1. L'approche de la pandémie reste chaotique
À l'instar de ses rivales européennes, la bourgeoisie belge n'a tiré que peu ou pas d'enseignements de la première vague de la pandémie : les possibles mesures d'accompagnement visant à surveiller et à contenir la pandémie, telles que le suivi et le repérage avec mise en quarantaine obligatoire des personnes infectées lors de voyages à l'étranger, se sont révélées être un échec total. De toute façon, le gouvernement De Croo, avec le ministre « socialiste » de la Santé F. Vandenbroucke à sa tête, s'était fixé pour objectif de ne pas se résigner à l'inévitabilité d'un nouveau confinement général lors de la deuxième vague, qui aurait imposé une mise à l’arrêt de toutes les partes non essentielles de l'économie. Par conséquent, depuis novembre, le cœur inébranlable de la politique gouvernementale a été de maintenir ouvert à tout prix les secteurs productifs
de l'économie et, en appui à cela, de garantir l’ouverture des crèches et les écoles primaires, même si les mesures de protection telles que l'aération des locaux ou l’utilisation d’(auto)tests dans les entreprises et les écoles n'ont pas permis de maîtriser les infectons ou les nouvelles variantes, de sorte que les mesures d'assouplissement ont dû être régulièrement revues ou reportées.
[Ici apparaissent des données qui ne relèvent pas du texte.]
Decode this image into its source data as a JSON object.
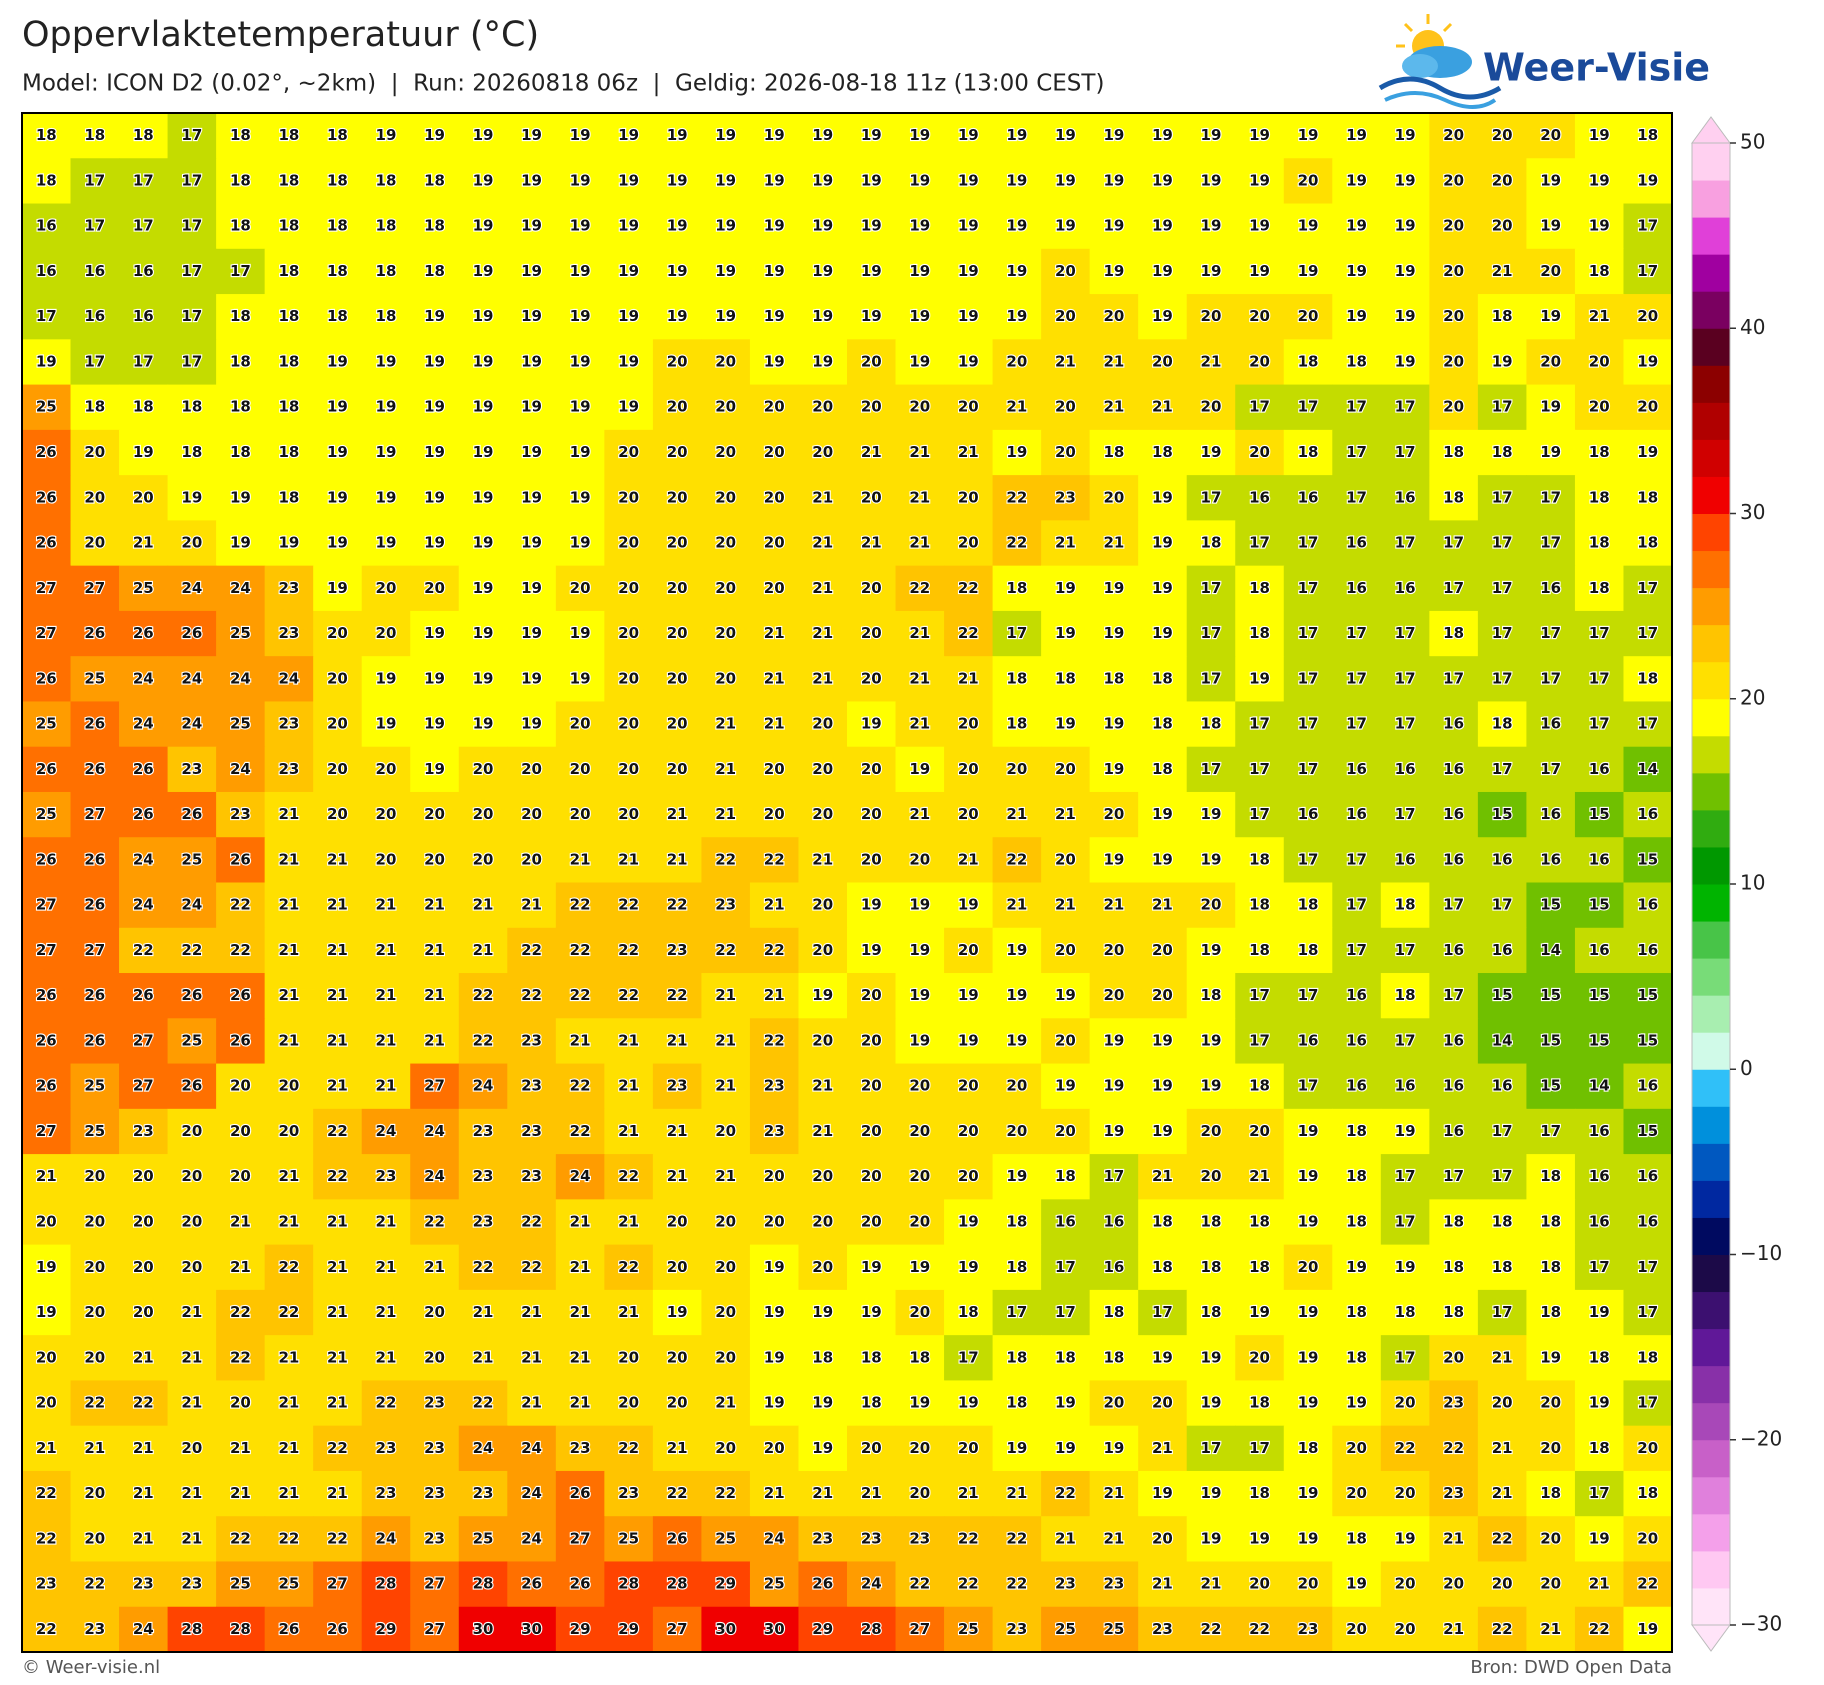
{
  "header": {
    "title": "Oppervlaktetemperatuur (°C)",
    "subtitle": "Model: ICON D2 (0.02°, ~2km)  |  Run: 20260818 06z  |  Geldig: 2026-08-18 11z (13:00 CEST)",
    "logo": "Weer-Visie"
  },
  "map": {
    "rows": [
      [
        18,
        18,
        18,
        17,
        18,
        18,
        18,
        19,
        19,
        19,
        19,
        19,
        19,
        19,
        19,
        19,
        19,
        19,
        19,
        19,
        19,
        19,
        19,
        19,
        19,
        19,
        19,
        19,
        19,
        20,
        20,
        20,
        19,
        18
      ],
      [
        18,
        17,
        17,
        17,
        18,
        18,
        18,
        18,
        18,
        19,
        19,
        19,
        19,
        19,
        19,
        19,
        19,
        19,
        19,
        19,
        19,
        19,
        19,
        19,
        19,
        19,
        20,
        19,
        19,
        20,
        20,
        19,
        19,
        19
      ],
      [
        16,
        17,
        17,
        17,
        18,
        18,
        18,
        18,
        18,
        19,
        19,
        19,
        19,
        19,
        19,
        19,
        19,
        19,
        19,
        19,
        19,
        19,
        19,
        19,
        19,
        19,
        19,
        19,
        19,
        20,
        20,
        19,
        19,
        17
      ],
      [
        16,
        16,
        16,
        17,
        17,
        18,
        18,
        18,
        18,
        19,
        19,
        19,
        19,
        19,
        19,
        19,
        19,
        19,
        19,
        19,
        19,
        20,
        19,
        19,
        19,
        19,
        19,
        19,
        19,
        20,
        21,
        20,
        18,
        17
      ],
      [
        17,
        16,
        16,
        17,
        18,
        18,
        18,
        18,
        19,
        19,
        19,
        19,
        19,
        19,
        19,
        19,
        19,
        19,
        19,
        19,
        19,
        20,
        20,
        19,
        20,
        20,
        20,
        19,
        19,
        20,
        18,
        19,
        21,
        20
      ],
      [
        19,
        17,
        17,
        17,
        18,
        18,
        19,
        19,
        19,
        19,
        19,
        19,
        19,
        20,
        20,
        19,
        19,
        20,
        19,
        19,
        20,
        21,
        21,
        20,
        21,
        20,
        18,
        18,
        19,
        20,
        19,
        20,
        20,
        19
      ],
      [
        25,
        18,
        18,
        18,
        18,
        18,
        19,
        19,
        19,
        19,
        19,
        19,
        19,
        20,
        20,
        20,
        20,
        20,
        20,
        20,
        21,
        20,
        21,
        21,
        20,
        17,
        17,
        17,
        17,
        20,
        17,
        19,
        20,
        20
      ],
      [
        26,
        20,
        19,
        18,
        18,
        18,
        19,
        19,
        19,
        19,
        19,
        19,
        20,
        20,
        20,
        20,
        20,
        21,
        21,
        21,
        19,
        20,
        18,
        18,
        19,
        20,
        18,
        17,
        17,
        18,
        18,
        19,
        18,
        19
      ],
      [
        26,
        20,
        20,
        19,
        19,
        18,
        19,
        19,
        19,
        19,
        19,
        19,
        20,
        20,
        20,
        20,
        21,
        20,
        21,
        20,
        22,
        23,
        20,
        19,
        17,
        16,
        16,
        17,
        16,
        18,
        17,
        17,
        18,
        18
      ],
      [
        26,
        20,
        21,
        20,
        19,
        19,
        19,
        19,
        19,
        19,
        19,
        19,
        20,
        20,
        20,
        20,
        21,
        21,
        21,
        20,
        22,
        21,
        21,
        19,
        18,
        17,
        17,
        16,
        17,
        17,
        17,
        17,
        18,
        18
      ],
      [
        27,
        27,
        25,
        24,
        24,
        23,
        19,
        20,
        20,
        19,
        19,
        20,
        20,
        20,
        20,
        20,
        21,
        20,
        22,
        22,
        18,
        19,
        19,
        19,
        17,
        18,
        17,
        16,
        16,
        17,
        17,
        16,
        18,
        17
      ],
      [
        27,
        26,
        26,
        26,
        25,
        23,
        20,
        20,
        19,
        19,
        19,
        19,
        20,
        20,
        20,
        21,
        21,
        20,
        21,
        22,
        17,
        19,
        19,
        19,
        17,
        18,
        17,
        17,
        17,
        18,
        17,
        17,
        17,
        17
      ],
      [
        26,
        25,
        24,
        24,
        24,
        24,
        20,
        19,
        19,
        19,
        19,
        19,
        20,
        20,
        20,
        21,
        21,
        20,
        21,
        21,
        18,
        18,
        18,
        18,
        17,
        19,
        17,
        17,
        17,
        17,
        17,
        17,
        17,
        18
      ],
      [
        25,
        26,
        24,
        24,
        25,
        23,
        20,
        19,
        19,
        19,
        19,
        20,
        20,
        20,
        21,
        21,
        20,
        19,
        21,
        20,
        18,
        19,
        19,
        18,
        18,
        17,
        17,
        17,
        17,
        16,
        18,
        16,
        17,
        17
      ],
      [
        26,
        26,
        26,
        23,
        24,
        23,
        20,
        20,
        19,
        20,
        20,
        20,
        20,
        20,
        21,
        20,
        20,
        20,
        19,
        20,
        20,
        20,
        19,
        18,
        17,
        17,
        17,
        16,
        16,
        16,
        17,
        17,
        16,
        14
      ],
      [
        25,
        27,
        26,
        26,
        23,
        21,
        20,
        20,
        20,
        20,
        20,
        20,
        20,
        21,
        21,
        20,
        20,
        20,
        21,
        20,
        21,
        21,
        20,
        19,
        19,
        17,
        16,
        16,
        17,
        16,
        15,
        16,
        15,
        16
      ],
      [
        26,
        26,
        24,
        25,
        26,
        21,
        21,
        20,
        20,
        20,
        20,
        21,
        21,
        21,
        22,
        22,
        21,
        20,
        20,
        21,
        22,
        20,
        19,
        19,
        19,
        18,
        17,
        17,
        16,
        16,
        16,
        16,
        16,
        15
      ],
      [
        27,
        26,
        24,
        24,
        22,
        21,
        21,
        21,
        21,
        21,
        21,
        22,
        22,
        22,
        23,
        21,
        20,
        19,
        19,
        19,
        21,
        21,
        21,
        21,
        20,
        18,
        18,
        17,
        18,
        17,
        17,
        15,
        15,
        16
      ],
      [
        27,
        27,
        22,
        22,
        22,
        21,
        21,
        21,
        21,
        21,
        22,
        22,
        22,
        23,
        22,
        22,
        20,
        19,
        19,
        20,
        19,
        20,
        20,
        20,
        19,
        18,
        18,
        17,
        17,
        16,
        16,
        14,
        16,
        16
      ],
      [
        26,
        26,
        26,
        26,
        26,
        21,
        21,
        21,
        21,
        22,
        22,
        22,
        22,
        22,
        21,
        21,
        19,
        20,
        19,
        19,
        19,
        19,
        20,
        20,
        18,
        17,
        17,
        16,
        18,
        17,
        15,
        15,
        15,
        15
      ],
      [
        26,
        26,
        27,
        25,
        26,
        21,
        21,
        21,
        21,
        22,
        23,
        21,
        21,
        21,
        21,
        22,
        20,
        20,
        19,
        19,
        19,
        20,
        19,
        19,
        19,
        17,
        16,
        16,
        17,
        16,
        14,
        15,
        15,
        15
      ],
      [
        26,
        25,
        27,
        26,
        20,
        20,
        21,
        21,
        27,
        24,
        23,
        22,
        21,
        23,
        21,
        23,
        21,
        20,
        20,
        20,
        20,
        19,
        19,
        19,
        19,
        18,
        17,
        16,
        16,
        16,
        16,
        15,
        14,
        16
      ],
      [
        27,
        25,
        23,
        20,
        20,
        20,
        22,
        24,
        24,
        23,
        23,
        22,
        21,
        21,
        20,
        23,
        21,
        20,
        20,
        20,
        20,
        20,
        19,
        19,
        20,
        20,
        19,
        18,
        19,
        16,
        17,
        17,
        16,
        15
      ],
      [
        21,
        20,
        20,
        20,
        20,
        21,
        22,
        23,
        24,
        23,
        23,
        24,
        22,
        21,
        21,
        20,
        20,
        20,
        20,
        20,
        19,
        18,
        17,
        21,
        20,
        21,
        19,
        18,
        17,
        17,
        17,
        18,
        16,
        16
      ],
      [
        20,
        20,
        20,
        20,
        21,
        21,
        21,
        21,
        22,
        23,
        22,
        21,
        21,
        20,
        20,
        20,
        20,
        20,
        20,
        19,
        18,
        16,
        16,
        18,
        18,
        18,
        19,
        18,
        17,
        18,
        18,
        18,
        16,
        16
      ],
      [
        19,
        20,
        20,
        20,
        21,
        22,
        21,
        21,
        21,
        22,
        22,
        21,
        22,
        20,
        20,
        19,
        20,
        19,
        19,
        19,
        18,
        17,
        16,
        18,
        18,
        18,
        20,
        19,
        19,
        18,
        18,
        18,
        17,
        17
      ],
      [
        19,
        20,
        20,
        21,
        22,
        22,
        21,
        21,
        20,
        21,
        21,
        21,
        21,
        19,
        20,
        19,
        19,
        19,
        20,
        18,
        17,
        17,
        18,
        17,
        18,
        19,
        19,
        18,
        18,
        18,
        17,
        18,
        19,
        17
      ],
      [
        20,
        20,
        21,
        21,
        22,
        21,
        21,
        21,
        20,
        21,
        21,
        21,
        20,
        20,
        20,
        19,
        18,
        18,
        18,
        17,
        18,
        18,
        18,
        19,
        19,
        20,
        19,
        18,
        17,
        20,
        21,
        19,
        18,
        18
      ],
      [
        20,
        22,
        22,
        21,
        20,
        21,
        21,
        22,
        23,
        22,
        21,
        21,
        20,
        20,
        21,
        19,
        19,
        18,
        19,
        19,
        18,
        19,
        20,
        20,
        19,
        18,
        19,
        19,
        20,
        23,
        20,
        20,
        19,
        17
      ],
      [
        21,
        21,
        21,
        20,
        21,
        21,
        22,
        23,
        23,
        24,
        24,
        23,
        22,
        21,
        20,
        20,
        19,
        20,
        20,
        20,
        19,
        19,
        19,
        21,
        17,
        17,
        18,
        20,
        22,
        22,
        21,
        20,
        18,
        20
      ],
      [
        22,
        20,
        21,
        21,
        21,
        21,
        21,
        23,
        23,
        23,
        24,
        26,
        23,
        22,
        22,
        21,
        21,
        21,
        20,
        21,
        21,
        22,
        21,
        19,
        19,
        18,
        19,
        20,
        20,
        23,
        21,
        18,
        17,
        18
      ],
      [
        22,
        20,
        21,
        21,
        22,
        22,
        22,
        24,
        23,
        25,
        24,
        27,
        25,
        26,
        25,
        24,
        23,
        23,
        23,
        22,
        22,
        21,
        21,
        20,
        19,
        19,
        19,
        18,
        19,
        21,
        22,
        20,
        19,
        20
      ],
      [
        23,
        22,
        23,
        23,
        25,
        25,
        27,
        28,
        27,
        28,
        26,
        26,
        28,
        28,
        29,
        25,
        26,
        24,
        22,
        22,
        22,
        23,
        23,
        21,
        21,
        20,
        20,
        19,
        20,
        20,
        20,
        20,
        21,
        22
      ],
      [
        22,
        23,
        24,
        28,
        28,
        26,
        26,
        29,
        27,
        30,
        30,
        29,
        29,
        27,
        30,
        30,
        29,
        28,
        27,
        25,
        23,
        25,
        25,
        23,
        22,
        22,
        23,
        20,
        20,
        21,
        22,
        21,
        22,
        19
      ]
    ]
  },
  "colorbar": {
    "lim": [
      -30,
      50
    ],
    "ticks": [
      50,
      40,
      30,
      20,
      10,
      0,
      {
        "value": -10,
        "label": "−10"
      },
      {
        "value": -20,
        "label": "−20"
      },
      {
        "value": -30,
        "label": "−30"
      }
    ],
    "colors": [
      "#ffe4f8",
      "#ffc8f2",
      "#f4a0ea",
      "#e080dc",
      "#c860c8",
      "#a848b8",
      "#8830a8",
      "#601898",
      "#3c1070",
      "#1c0a48",
      "#000a60",
      "#0028a0",
      "#0058c0",
      "#0090dc",
      "#30c0f8",
      "#d0fae8",
      "#a8eeb0",
      "#78dc78",
      "#48c448",
      "#00b400",
      "#009800",
      "#30ac10",
      "#70c000",
      "#c4dc00",
      "#ffff00",
      "#ffe000",
      "#ffc400",
      "#ff9c00",
      "#ff7000",
      "#ff4400",
      "#f00000",
      "#d00000",
      "#b00000",
      "#8c0000",
      "#5a0020",
      "#7a0060",
      "#a000a0",
      "#e040d8",
      "#f8a0e0",
      "#ffd0f0"
    ]
  },
  "footer": {
    "left": "© Weer-visie.nl",
    "right": "Bron: DWD Open Data"
  }
}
Ensuite, la campagne de vaccination a démarré lentement, avec de grandes différences entre les régions (la région de Bruxelles-Capitale est loin derrière les autres régions, les villes d'Anvers et de Gand sont aussi en retard par rapport au reste de la Flandre, par exemple). Ici aussi, des scandales ont éclaté au niveau d‘autorités municipales qui ont permis la vaccination prioritaire de leurs propres employés et de leur famille en bafouant l’ordre de vaccination convenu. Bref, malgré une meilleure centralisation des actons par le gouvernement De Croo, l'impuissance à gérer efficacement la pandémie est restée flagrante et a entraîné début 2021 des milliers de décès supplémentaires, tristement superflus.
2. Les chamailleries entre les différents partis politiques se poursuivent
L'une des raisons pour lesquelles la gestion de la pandémie continue d'être inefficace et incohérente est le fait que les différents partis tout comme les différents gouvernements régionaux font constamment des déclarations et des propositions qui remettent en question ou même sapent les plans et les mesures du gouvernement fédéral. Lorsque le gouvernement a imposé des mesures strictes, celles-ci ont été ouvertement remises en question par des présidents de partis gouvernementaux eux-mêmes (de celui du MR libéral à celui d'Ecolo, qui a ouvertement déclaré qu'il ne suivrait pas ces mesures). Lorsque le gouvernement fédéral a proposé un plan
d’assouplissement prudent, les gouvernements régionaux (la Flandre en particulier) et les partis (du parti socialiste francophone aux libéraux-démocrates flamands) se sont immédiatement lancés dans une surenchère de mesures d'assouplissement tandis que certains bourgmestres et municipalités ont ouvertement déclaré qu'ils ne contrôleraient plus le respect des mesures (comme à Liège ou Middelkerke). Enfin, même le premier ministre libéral s’est heurté à son ministre « socialiste » de la santé, qui estimait que De Croo ne tenait pas suffisamment compte de la situation préoccupante des hôpitaux.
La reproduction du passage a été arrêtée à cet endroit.